= John Boda =

American classical composer (1922–2002)

John Boda (2 August 1922, in Boyceville, Wisconsin - 14 April 2002, in Ocala, Florida) was a composer and music professor who taught music theory, composition and piano at Florida State University in Tallahassee, Florida between 1947 and 2001. His papers and collection are at the Warren D. Allen Music Library.

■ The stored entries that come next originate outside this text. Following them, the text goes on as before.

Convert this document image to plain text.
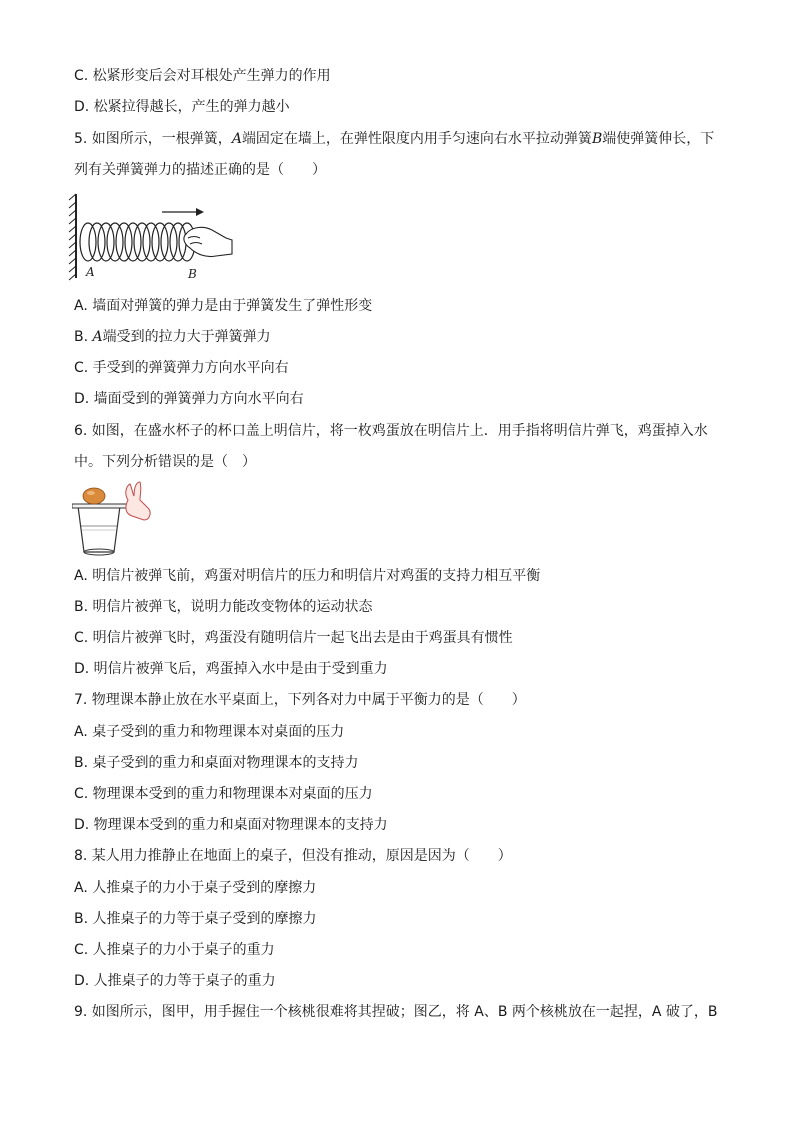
C. 松紧形变后会对耳根处产生弹力的作用
D. 松紧拉得越长，产生的弹力越小
5. 如图所示，一根弹簧，A端固定在墙上，在弹性限度内用手匀速向右水平拉动弹簧B端使弹簧伸长，下
列有关弹簧弹力的描述正确的是（　　）
A	B
A. 墙面对弹簧的弹力是由于弹簧发生了弹性形变
B. A端受到的拉力大于弹簧弹力
C. 手受到的弹簧弹力方向水平向右
D. 墙面受到的弹簧弹力方向水平向右
6. 如图，在盛水杯子的杯口盖上明信片，将一枚鸡蛋放在明信片上．用手指将明信片弹飞，鸡蛋掉入水
中。下列分析错误的是（　）
A. 明信片被弹飞前，鸡蛋对明信片的压力和明信片对鸡蛋的支持力相互平衡
B. 明信片被弹飞，说明力能改变物体的运动状态
C. 明信片被弹飞时，鸡蛋没有随明信片一起飞出去是由于鸡蛋具有惯性
D. 明信片被弹飞后，鸡蛋掉入水中是由于受到重力
7. 物理课本静止放在水平桌面上，下列各对力中属于平衡力的是（　　）
A. 桌子受到的重力和物理课本对桌面的压力
B. 桌子受到的重力和桌面对物理课本的支持力
C. 物理课本受到的重力和物理课本对桌面的压力
D. 物理课本受到的重力和桌面对物理课本的支持力
8. 某人用力推静止在地面上的桌子，但没有推动，原因是因为（　　）
A. 人推桌子的力小于桌子受到的摩擦力
B. 人推桌子的力等于桌子受到的摩擦力
C. 人推桌子的力小于桌子的重力
D. 人推桌子的力等于桌子的重力
9. 如图所示，图甲，用手握住一个核桃很难将其捏破；图乙，将 A、B 两个核桃放在一起捏，A 破了，B
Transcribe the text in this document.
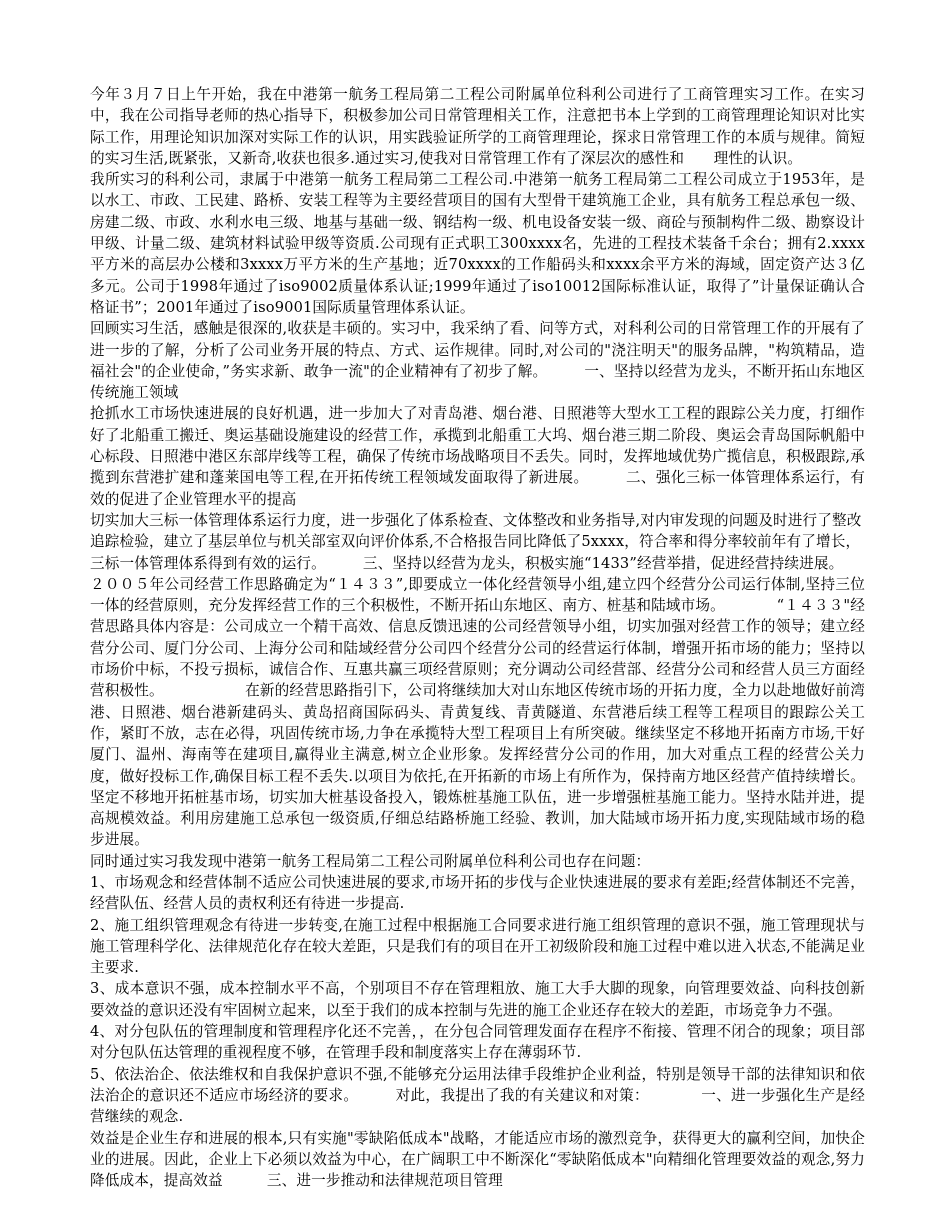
今年３月７日上午开始，我在中港第一航务工程局第二工程公司附属单位科利公司进行了工商管理实习工作。在实习中，我在公司指导老师的热心指导下，积极参加公司日常管理相关工作，注意把书本上学到的工商管理理论知识对比实际工作，用理论知识加深对实际工作的认识，用实践验证所学的工商管理理论，探求日常管理工作的本质与规律。简短的实习生活,既紧张，又新奇,收获也很多.通过实习,使我对日常管理工作有了深层次的感性和　　理性的认识。

我所实习的科利公司，隶属于中港第一航务工程局第二工程公司.中港第一航务工程局第二工程公司成立于1953年，是以水工、市政、工民建、路桥、安装工程等为主要经营项目的国有大型骨干建筑施工企业，具有航务工程总承包一级、房建二级、市政、水利水电三级、地基与基础一级、钢结构一级、机电设备安装一级、商砼与预制构件二级、勘察设计甲级、计量二级、建筑材料试验甲级等资质.公司现有正式职工300xxxx名，先进的工程技术装备千余台；拥有2.xxxx平方米的高层办公楼和3xxxx万平方米的生产基地；近70xxxx的工作船码头和xxxx余平方米的海域，固定资产达３亿多元。公司于1998年通过了iso9002质量体系认证;1999年通过了iso10012国际标准认证，取得了”计量保证确认合格证书”；2001年通过了iso9001国际质量管理体系认证。

回顾实习生活，感触是很深的,收获是丰硕的。实习中，我采纳了看、问等方式，对科利公司的日常管理工作的开展有了进一步的了解，分析了公司业务开展的特点、方式、运作规律。同时,对公司的"浇注明天"的服务品牌，"构筑精品，造福社会"的企业使命，”务实求新、敢争一流"的企业精神有了初步了解。　　　一、坚持以经营为龙头，不断开拓山东地区传统施工领域

抢抓水工市场快速进展的良好机遇，进一步加大了对青岛港、烟台港、日照港等大型水工工程的跟踪公关力度，打细作好了北船重工搬迁、奥运基础设施建设的经营工作，承揽到北船重工大坞、烟台港三期二阶段、奥运会青岛国际帆船中心标段、日照港中港区东部岸线等工程，确保了传统市场战略项目不丢失。同时，发挥地域优势广揽信息，积极跟踪,承揽到东营港扩建和蓬莱国电等工程,在开拓传统工程领域发面取得了新进展。　　　二、强化三标一体管理体系运行，有效的促进了企业管理水平的提高

切实加大三标一体管理体系运行力度，进一步强化了体系检查、文体整改和业务指导,对内审发现的问题及时进行了整改追踪检验，建立了基层单位与机关部室双向评价体系,不合格报告同比降低了5xxxx，符合率和得分率较前年有了增长，三标一体管理体系得到有效的运行。　　　三、坚持以经营为龙头，积极实施“1433”经营举措，促进经营持续进展。

２００５年公司经营工作思路确定为“１４３３”,即要成立一体化经营领导小组,建立四个经营分公司运行体制,坚持三位一体的经营原则，充分发挥经营工作的三个积极性，不断开拓山东地区、南方、桩基和陆域市场。　　　　“１４３３"经营思路具体内容是：公司成立一个精干高效、信息反馈迅速的公司经营领导小组，切实加强对经营工作的领导；建立经营分公司、厦门分公司、上海分公司和陆域经营分公司四个经营分公司的经营运行体制，增强开拓市场的能力；坚持以市场价中标，不投亏损标，诚信合作、互惠共赢三项经营原则；充分调动公司经营部、经营分公司和经营人员三方面经营积极性。　　　　　　在新的经营思路指引下，公司将继续加大对山东地区传统市场的开拓力度，全力以赴地做好前湾港、日照港、烟台港新建码头、黄岛招商国际码头、青黄复线、青黄隧道、东营港后续工程等工程项目的跟踪公关工作，紧盯不放，志在必得，巩固传统市场,力争在承揽特大型工程项目上有所突破。继续坚定不移地开拓南方市场,干好厦门、温州、海南等在建项目,赢得业主满意,树立企业形象。发挥经营分公司的作用，加大对重点工程的经营公关力度，做好投标工作,确保目标工程不丢失.以项目为依托,在开拓新的市场上有所作为，保持南方地区经营产值持续增长。坚定不移地开拓桩基市场，切实加大桩基设备投入，锻炼桩基施工队伍，进一步增强桩基施工能力。坚持水陆并进，提高规模效益。利用房建施工总承包一级资质,仔细总结路桥施工经验、教训，加大陆域市场开拓力度,实现陆域市场的稳步进展。

同时通过实习我发现中港第一航务工程局第二工程公司附属单位科利公司也存在问题：

1、市场观念和经营体制不适应公司快速进展的要求,市场开拓的步伐与企业快速进展的要求有差距;经营体制还不完善，经营队伍、经营人员的责权利还有待进一步提高.

2、施工组织管理观念有待进一步转变,在施工过程中根据施工合同要求进行施工组织管理的意识不强，施工管理现状与施工管理科学化、法律规范化存在较大差距，只是我们有的项目在开工初级阶段和施工过程中难以进入状态,不能满足业主要求.

3、成本意识不强，成本控制水平不高，个别项目不存在管理粗放、施工大手大脚的现象，向管理要效益、向科技创新要效益的意识还没有牢固树立起来，以至于我们的成本控制与先进的施工企业还存在较大的差距，市场竞争力不强。

4、对分包队伍的管理制度和管理程序化还不完善，，在分包合同管理发面存在程序不衔接、管理不闭合的现象；项目部对分包队伍达管理的重视程度不够，在管理手段和制度落实上存在薄弱环节.

5、依法治企、依法维权和自我保护意识不强,不能够充分运用法律手段维护企业利益，特别是领导干部的法律知识和依法治企的意识还不适应市场经济的要求。　　　对此，我提出了我的有关建议和对策：　　　　一、进一步强化生产是经营继续的观念.

效益是企业生存和进展的根本,只有实施"零缺陷低成本"战略，才能适应市场的激烈竞争，获得更大的赢利空间，加快企业的进展。因此，企业上下必须以效益为中心，在广阔职工中不断深化“零缺陷低成本"向精细化管理要效益的观念,努力降低成本，提高效益　　　三、进一步推动和法律规范项目管理
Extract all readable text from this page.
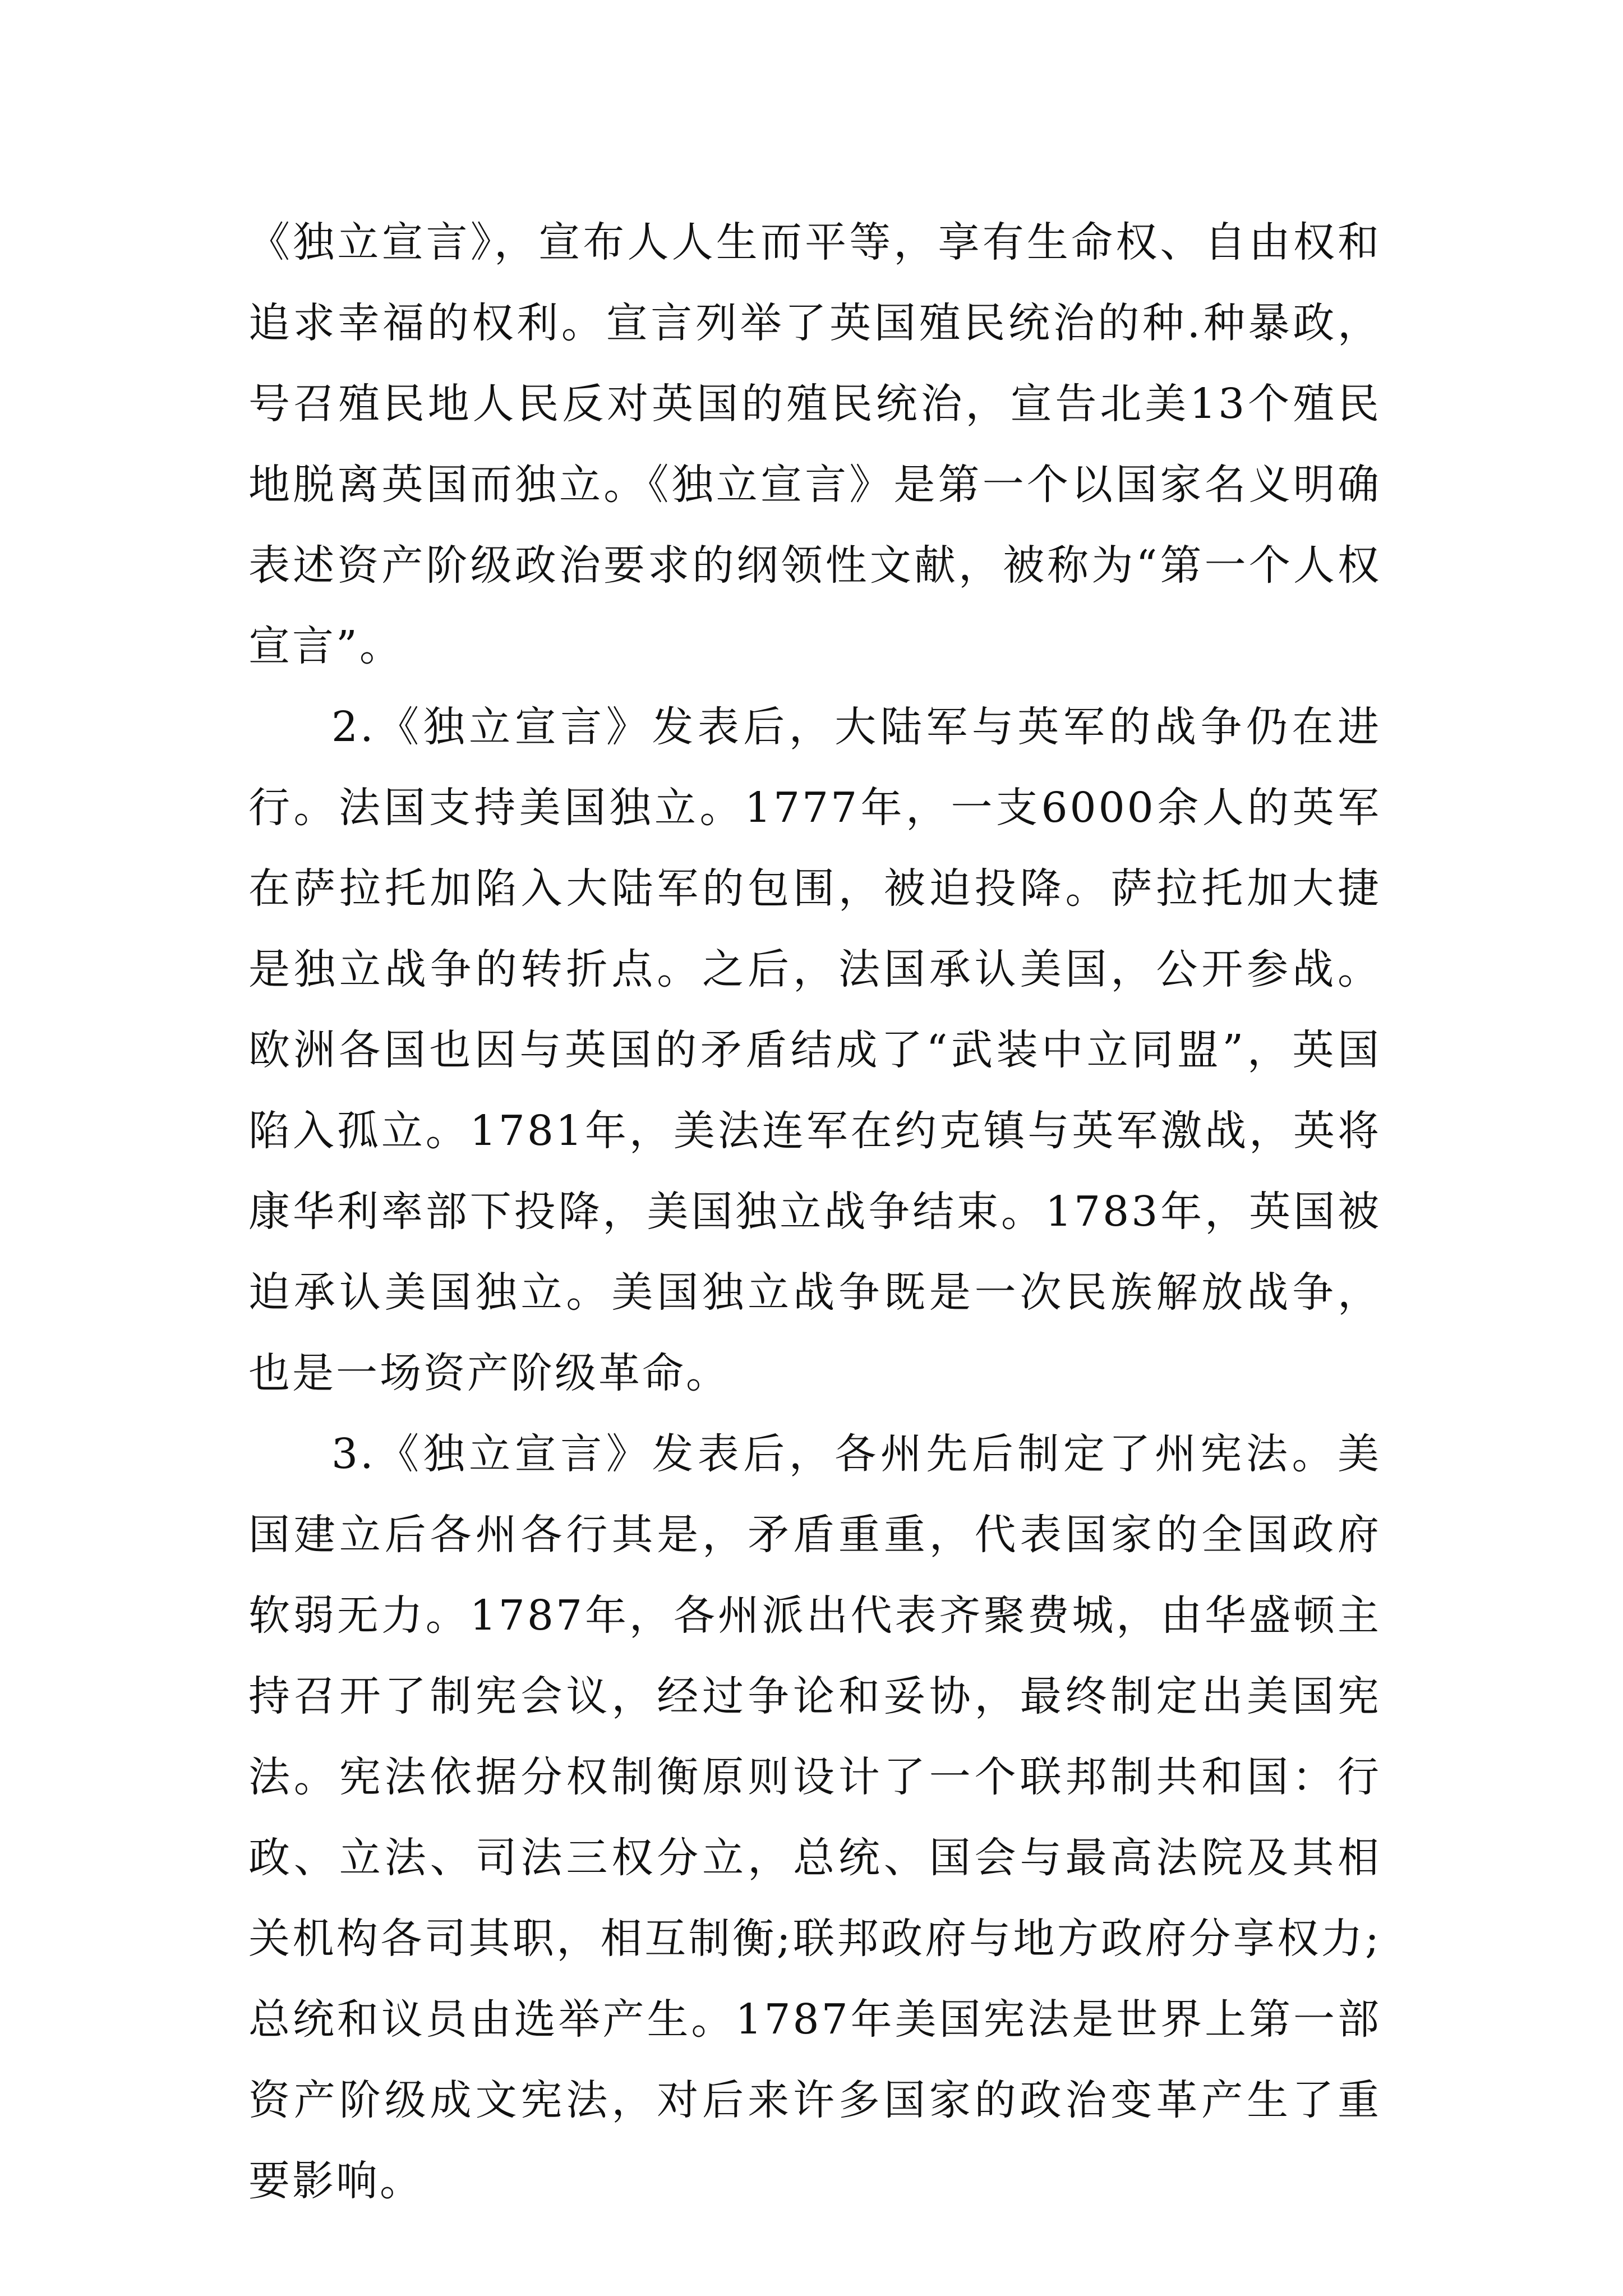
《独立宣言》，宣布人人生而平等，享有生命权、自由权和追求幸福的权利。宣言列举了英国殖民统治的种.种暴政，号召殖民地人民反对英国的殖民统治，宣告北美13个殖民地脱离英国而独立。《独立宣言》是第一个以国家名义明确表述资产阶级政治要求的纲领性文献，被称为“第一个人权宣言”。

2.《独立宣言》发表后，大陆军与英军的战争仍在进行。法国支持美国独立。1777年，一支6000余人的英军在萨拉托加陷入大陆军的包围，被迫投降。萨拉托加大捷是独立战争的转折点。之后，法国承认美国，公开参战。欧洲各国也因与英国的矛盾结成了“武装中立同盟”，英国陷入孤立。1781年，美法连军在约克镇与英军激战，英将康华利率部下投降，美国独立战争结束。1783年，英国被迫承认美国独立。美国独立战争既是一次民族解放战争，也是一场资产阶级革命。

3.《独立宣言》发表后，各州先后制定了州宪法。美国建立后各州各行其是，矛盾重重，代表国家的全国政府软弱无力。1787年，各州派出代表齐聚费城，由华盛顿主持召开了制宪会议，经过争论和妥协，最终制定出美国宪法。宪法依据分权制衡原则设计了一个联邦制共和国：行政、立法、司法三权分立，总统、国会与最高法院及其相关机构各司其职，相互制衡;联邦政府与地方政府分享权力;总统和议员由选举产生。1787年美国宪法是世界上第一部资产阶级成文宪法，对后来许多国家的政治变革产生了重要影响。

Boda's musical education was at the Eastman School of Music in Rochester, New York. In the late 1940s, he served as assistant conductor to George Szell at the Cleveland Orchestra. During Boda's tenure with the orchestra, he met Igor Stravinsky who made a guest appearance with the orchestra. Boda played the piano part of Petrushka under the baton of Stravinsky. The visit had great impact on the burgeoning neoclassicism of the young Boda. His composition Sinfonia was the product of a large Ford grant in 1960. He often composed in a neo-Classical framework. Boda composed many chamber pieces, including sonatas for most common orchestral instruments. He suffered a stroke in late 1995 that interrupted his compositional activity for a time; however, he soon resumed and produced a number of highly imaginative, profoundly mature works in his final years. Notable students of his include Ellen Taaffe Zwilich, David Ward Steinman, and Jason Overall.